One of my research interests is examining the social networks of the men who served in the 118th Illinois Infantry. There’s an unusual set of primary source material that includes their reunion records (addresses) and dates of death. Many of them moved west after the Civil War, and their destinations appear to cluster in several specific locations. I’m interested in learning how their relationships with each other may have influenced the decision to move, both when and where.
I have some experience with using social network analysis to analyze criminal relationships, and I thought it might be good hammer to apply to the nail. Unfortunately, the best software for this is designed for law enforcement and intelligence agencies and is very expensive. In casting about for a free or low-cost alternative, I found NodeXL, which uses Excel spreadsheets to build the necessary datasets for network analysis. I spent several months just working on the data dictionary for this project (hard won experience has taught me that it’s better to invest that time upfront.

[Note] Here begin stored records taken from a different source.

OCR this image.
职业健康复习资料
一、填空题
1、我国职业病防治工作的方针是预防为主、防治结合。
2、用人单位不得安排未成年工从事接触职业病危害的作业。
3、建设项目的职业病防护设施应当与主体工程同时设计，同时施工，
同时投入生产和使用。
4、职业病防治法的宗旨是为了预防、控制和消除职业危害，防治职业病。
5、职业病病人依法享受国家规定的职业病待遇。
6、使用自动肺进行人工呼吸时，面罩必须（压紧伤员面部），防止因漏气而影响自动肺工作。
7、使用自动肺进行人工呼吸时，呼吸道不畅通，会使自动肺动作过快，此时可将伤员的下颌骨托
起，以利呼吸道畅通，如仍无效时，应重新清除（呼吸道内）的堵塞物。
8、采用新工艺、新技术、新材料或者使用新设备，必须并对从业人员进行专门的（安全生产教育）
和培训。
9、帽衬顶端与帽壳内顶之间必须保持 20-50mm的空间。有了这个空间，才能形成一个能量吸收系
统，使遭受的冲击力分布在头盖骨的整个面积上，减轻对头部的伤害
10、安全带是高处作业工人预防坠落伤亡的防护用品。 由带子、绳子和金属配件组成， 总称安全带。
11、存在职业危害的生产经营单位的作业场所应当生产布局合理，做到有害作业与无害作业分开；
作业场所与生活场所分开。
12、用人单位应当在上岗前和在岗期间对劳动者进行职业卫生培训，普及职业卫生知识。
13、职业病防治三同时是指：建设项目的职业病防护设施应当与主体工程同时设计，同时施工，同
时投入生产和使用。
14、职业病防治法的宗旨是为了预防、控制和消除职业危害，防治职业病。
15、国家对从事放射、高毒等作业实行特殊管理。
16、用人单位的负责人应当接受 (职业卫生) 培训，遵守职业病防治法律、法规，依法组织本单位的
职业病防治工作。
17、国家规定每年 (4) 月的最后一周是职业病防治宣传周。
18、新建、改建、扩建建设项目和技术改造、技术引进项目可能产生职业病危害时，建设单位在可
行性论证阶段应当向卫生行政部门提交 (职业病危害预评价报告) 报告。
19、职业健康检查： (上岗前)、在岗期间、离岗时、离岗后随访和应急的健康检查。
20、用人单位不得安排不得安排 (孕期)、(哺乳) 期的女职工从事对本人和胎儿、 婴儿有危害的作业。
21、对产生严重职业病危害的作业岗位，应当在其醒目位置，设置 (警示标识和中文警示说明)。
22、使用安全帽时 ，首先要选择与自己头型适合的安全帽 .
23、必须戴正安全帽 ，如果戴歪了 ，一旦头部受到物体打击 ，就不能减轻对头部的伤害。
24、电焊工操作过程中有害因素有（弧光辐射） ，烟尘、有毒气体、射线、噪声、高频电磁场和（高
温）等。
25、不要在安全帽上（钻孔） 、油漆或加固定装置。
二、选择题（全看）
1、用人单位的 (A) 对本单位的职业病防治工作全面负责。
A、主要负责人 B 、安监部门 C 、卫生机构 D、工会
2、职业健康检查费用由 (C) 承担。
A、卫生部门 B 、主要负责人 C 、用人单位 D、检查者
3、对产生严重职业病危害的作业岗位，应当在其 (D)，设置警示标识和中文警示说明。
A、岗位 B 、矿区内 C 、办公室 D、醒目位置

My search for historical versions of such studies led to prosopography, which is a method of analysis for studying the collective biography of a group about whom, individually, little may be known. Most of the work on this seems to be coming out of European studies, though I’ve found a few American examples.
The example of a social network graph below is a representation of the use of #civictech on Twitter. Note that the clusters indicate a person or website that are centers of influence. What the visualization does not show is a geo-referenced relationship between those centers of influence. Wouldn’t it be useful to know whether #civictech is a regional idea, primarily urban, or if it has gained more widespread acceptance? (The interactive graph and tables are here.)
Here’s a graph I created using a portion of the data from the 118th. It represents the members of three companies of the 118th, grouped by age (represented by color) and officer/enlisted status (squares and circles, respectively.)
The experimented ended there, because the next step is to figure out a way to float these networks over a map in order to represent geographic locations. And that, dear classmates, is part of the reason I am in this class.